The total parking amount and the left turn were some of the determining factors in Pettingill’s decision against approving the permit.

“If we’re requiring those [parking] spots, we’re expecting people to use them. That’s a whole lot of new cars downtown when we’re saying we want to do a mode shift; we want to move away from cars. So, it seems completely at odds with our policy goals,” he said.

Coun. Andrew Hamilton, however, said the parking variance was not too far out of the realm of the existing policy.

“If we want our developers to have to bring us something different, we need to change our policies,” he said.

Furthermore, on the left turn language, Pettingill said he was more in favour of first getting staff to analyze the costs to the District of adding such an exit before approving the go-ahead.

On the other hand, French said he did not want to see Squamish become known for new developments being “super difficult” to enter and exit.

“We have this about to become the reality at Redbridge thanks to decisions that were made many years ago by council members sitting in these seats. I don’t wish to repeat the oddity that we’re about to inherit at Redbridge for this proposal.”

Overall, Coun. Eric Andersen approved the development permit, but offered feedback about adding public art potentially on flat, ground-level surfaces as there were no blank walls available. 

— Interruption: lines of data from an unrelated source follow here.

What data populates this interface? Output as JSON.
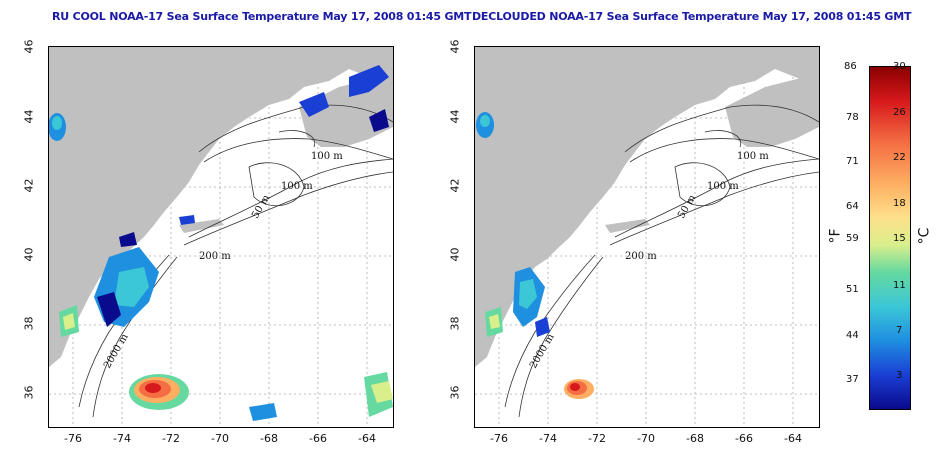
{
  "panels": [
    {
      "title": "RU COOL NOAA-17 Sea Surface Temperature May 17, 2008 01:45 GMT",
      "contour_labels": [
        "100 m",
        "100 m",
        "50 m",
        "200 m",
        "2000 m"
      ]
    },
    {
      "title": "DECLOUDED NOAA-17 Sea Surface Temperature May 17, 2008 01:45 GMT",
      "contour_labels": [
        "100 m",
        "100 m",
        "50 m",
        "200 m",
        "2000 m"
      ]
    }
  ],
  "axes": {
    "x_ticks": [
      "-76",
      "-74",
      "-72",
      "-70",
      "-68",
      "-66",
      "-64"
    ],
    "y_ticks": [
      "46",
      "44",
      "42",
      "40",
      "38",
      "36"
    ]
  },
  "colorbar": {
    "fahrenheit_ticks": [
      "86",
      "78",
      "71",
      "64",
      "59",
      "51",
      "44",
      "37"
    ],
    "celsius_ticks": [
      "30",
      "26",
      "22",
      "18",
      "15",
      "11",
      "7",
      "3"
    ],
    "fahrenheit_unit": "°F",
    "celsius_unit": "°C",
    "colors": [
      "#8b0000",
      "#d7191c",
      "#f46d43",
      "#fdae61",
      "#fee08b",
      "#d9ef8b",
      "#66d9a0",
      "#3bc7d6",
      "#1f8fe0",
      "#1a3fd4",
      "#0a0a8c"
    ]
  },
  "colors": {
    "land": "#c0c0c0",
    "ocean": "#ffffff",
    "title": "#1a1aa6",
    "grid": "#aaaaaa"
  }
}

Additionally, while he noted the advisory design panel supported the existing colouring, he was more in favour of adding colours beyond the OCP policy of using natural colours of the local temperate rainforest environment in Squamish. Currently, the buildings will have a cultured stone base with white splashes and additional wood traits. Greenlaw said she also favoured these additional colours.

The feedback about colour sparked Coun. Jenna Stoner to make a motion to review the colour guidelines, which was unanimously approved. 

Council members also had a lengthy discussion about the Norway maple tree on the property, but it ultimately will be cut down.

“In compensation for the removal, several areas for large trees are proposed in the site plan, including four new Norway Maples,” the staff report to council said. “In total, 70 new trees will be planted on site. The trees removed are proposed to be milled and donated to the local Men’s Shed.”

Watch the whole discussion on the District’s YouTube channel.

Note: This story has been corrected to clarify Coun. Eric Andersen is in favour of having more colours than those defined in the OCP policy.